Leon Richet was born in 1847 in Solesmes, Normandy, Richet soon joined the artistic circle of Diaz, Lefebre and Boulanger. However, it is Diaz who made the greatest impression on Richet. There was a great difference in age between Diaz and Richet, which most likely explains the great respect on the part of the student for his master.

Richet’s best known landscape paintings, and thus those that are most thoroughly researched, are those set in the forest of Fontainebleau where Richet depicts a figure on a tree-lined path or standing by a lake or pond.
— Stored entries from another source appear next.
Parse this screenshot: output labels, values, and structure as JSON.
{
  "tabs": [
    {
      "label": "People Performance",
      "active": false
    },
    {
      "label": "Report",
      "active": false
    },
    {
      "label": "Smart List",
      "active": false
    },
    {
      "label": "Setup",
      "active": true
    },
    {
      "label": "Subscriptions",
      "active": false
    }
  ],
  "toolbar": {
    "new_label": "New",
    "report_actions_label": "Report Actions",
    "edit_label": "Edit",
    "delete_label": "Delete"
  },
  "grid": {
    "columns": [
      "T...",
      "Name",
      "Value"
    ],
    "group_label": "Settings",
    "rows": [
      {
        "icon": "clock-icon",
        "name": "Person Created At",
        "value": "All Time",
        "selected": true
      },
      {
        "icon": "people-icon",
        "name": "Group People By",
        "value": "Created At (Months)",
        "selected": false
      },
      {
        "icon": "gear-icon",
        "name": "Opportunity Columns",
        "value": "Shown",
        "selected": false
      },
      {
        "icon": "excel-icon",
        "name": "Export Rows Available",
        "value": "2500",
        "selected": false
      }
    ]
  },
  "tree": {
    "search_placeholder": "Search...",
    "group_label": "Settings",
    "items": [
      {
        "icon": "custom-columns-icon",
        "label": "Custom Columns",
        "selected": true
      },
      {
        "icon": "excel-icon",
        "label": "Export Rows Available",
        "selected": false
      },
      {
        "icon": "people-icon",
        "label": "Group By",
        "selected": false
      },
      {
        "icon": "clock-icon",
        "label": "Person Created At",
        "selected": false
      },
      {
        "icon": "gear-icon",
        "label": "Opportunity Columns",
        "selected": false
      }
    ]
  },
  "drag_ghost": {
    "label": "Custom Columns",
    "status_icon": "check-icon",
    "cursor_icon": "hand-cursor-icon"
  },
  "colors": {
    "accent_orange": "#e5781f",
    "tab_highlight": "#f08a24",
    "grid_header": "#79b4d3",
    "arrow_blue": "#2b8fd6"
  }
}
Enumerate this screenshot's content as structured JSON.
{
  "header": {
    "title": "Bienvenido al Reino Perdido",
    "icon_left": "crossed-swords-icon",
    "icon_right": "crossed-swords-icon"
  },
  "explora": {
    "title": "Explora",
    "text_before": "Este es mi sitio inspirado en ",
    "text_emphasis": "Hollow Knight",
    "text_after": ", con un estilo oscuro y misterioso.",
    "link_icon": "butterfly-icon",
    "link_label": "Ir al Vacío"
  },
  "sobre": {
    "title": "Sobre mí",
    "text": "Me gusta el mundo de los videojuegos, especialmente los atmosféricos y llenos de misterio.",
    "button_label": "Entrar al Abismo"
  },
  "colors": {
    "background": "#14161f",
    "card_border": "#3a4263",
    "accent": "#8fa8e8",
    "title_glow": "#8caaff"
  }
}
In these paintings we can sense that Richet passionately inspired by Diaz’s work, strove to capture the profoundly agrarian aspect of nature, and that he sought to study the effects of light in much the same way the Impressionists would do only a few years later. For Richet, light plays an essential part, and at times he reached the same heights of perfection and quality as his master Diaz. Richet, however, never endeavored to solely focus on light and interpret its effects. Rather, what he emphasized were the strongest traits of nature herself. The smell of trees, the moss, and the marshes verily emanate from his painted forests.

Like many painters of his day, Richet traveled extensively. The list of works sold upon his death speaks to this point. Richet painted in Auvergne, he executed seascapes in Treport, and he traveled in Picardie, made his way back as far as Gueret in the center of France, and even spent time in Belgium, proving that Richet’s artistic interest was not limited to Barbizon and the Fontainebleau forest.

For his part, Richet continued into the next century and beyond. His painting, like that of Harpignies, became more coarse, his lighting more abrupt, and his subjects more rigid. He continued to paint tirelessly until his death in 1907. Diaz once said of Richet: “He will always have the best place in my studio, in the light.